Bu, Dünya’daki yerçekiminin doğasıdır; şimdi gökyüzündekini inceleyelim.
Her cismin, kendisine uygulanan bir güç ile durumunu değiştirmediği sürece ya durduğu ya da düz bir çizgide düzgün biçimde hareket ettiği, tüm filozoflar tarafından kabul edilmiş bir doğa yasasıdır. Buradan hareketle, bazı cisimler eğrisel çizgilerde hareket eder ve bu nedenle yörüngelerine teğet olan düz çizgilerden sürekli olarak saparlar ve bu cisimler bazı sürekli güçler tarafından eğrisel bir yol üzerinde tutulurlar. Gezegenler dairesel yörüngeler takip ettiğine göre, tekrarlanan eylemleriyle gezegenleri sürekli olarak teğet oldukları yolda tutan bir güç mevcut olmalıdır. (…)

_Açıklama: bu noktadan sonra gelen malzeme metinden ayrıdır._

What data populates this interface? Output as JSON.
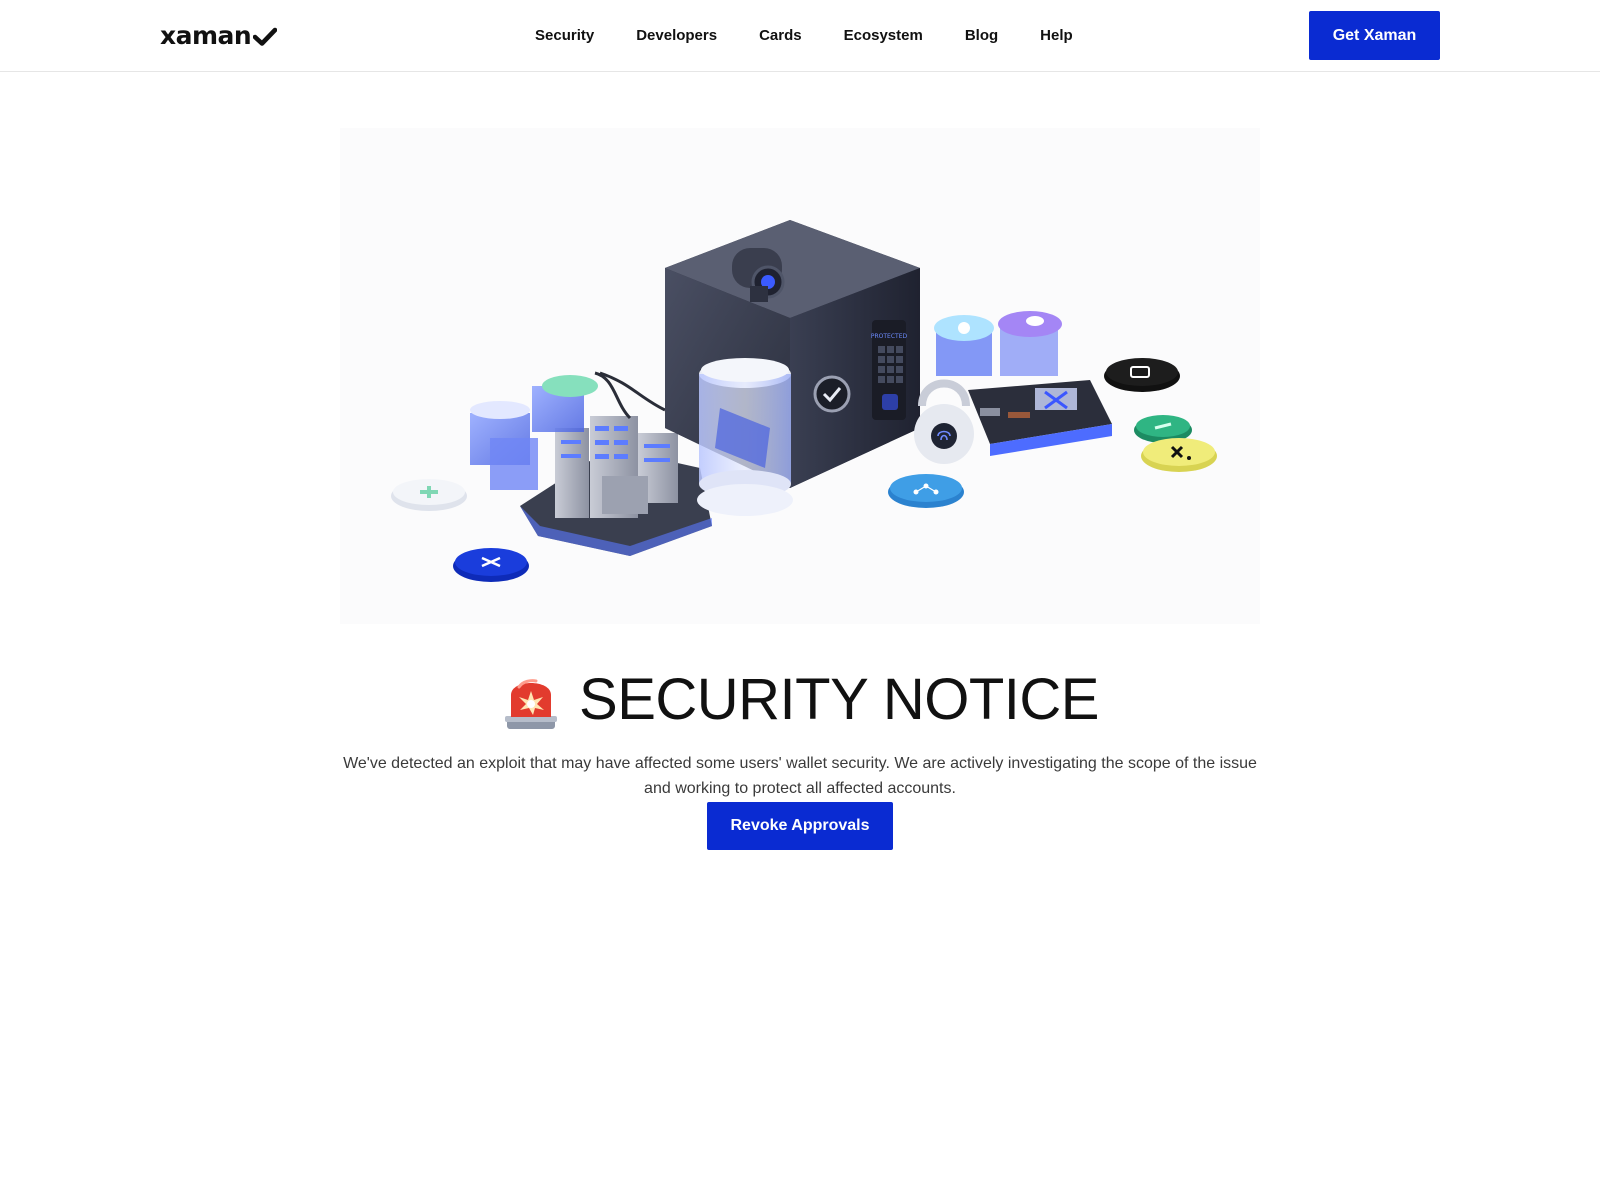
{
  "header": {
    "logo_text": "xaman",
    "logo_icon": "checkmark-icon",
    "nav": [
      {
        "label": "Security"
      },
      {
        "label": "Developers"
      },
      {
        "label": "Cards"
      },
      {
        "label": "Ecosystem"
      },
      {
        "label": "Blog"
      },
      {
        "label": "Help"
      }
    ],
    "cta_label": "Get Xaman"
  },
  "hero": {
    "icon": "security-illustration",
    "keypad_label": "PROTECTED"
  },
  "notice": {
    "icon": "police-siren-emoji",
    "title": "SECURITY NOTICE",
    "body": "We've detected an exploit that may have affected some users' wallet security. We are actively investigating the scope of the issue and working to protect all affected accounts.",
    "button_label": "Revoke Approvals"
  },
  "colors": {
    "accent": "#0a2bd2",
    "text": "#111111",
    "body_text": "#3a3a3a"
  }
}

Şimdiye kadar anlatılanlardan, gezegenlerin, kendilerini sürekli etkileyen güçler tarafından rotalarında tutuldukları açıkça anlaşılmaktadır; bu gücün yörüngenin merkezine yönelik olduğu açıktır; ve yine açıktır ki, bu gücün etkisi merkeze yakın oldukça artar, uzak oldukça azalır; bu etki azalan uzaklığın karesiyle orantılı olarak artar ve artan uzaklığın karesiyle orantılı olarak azalır. (…)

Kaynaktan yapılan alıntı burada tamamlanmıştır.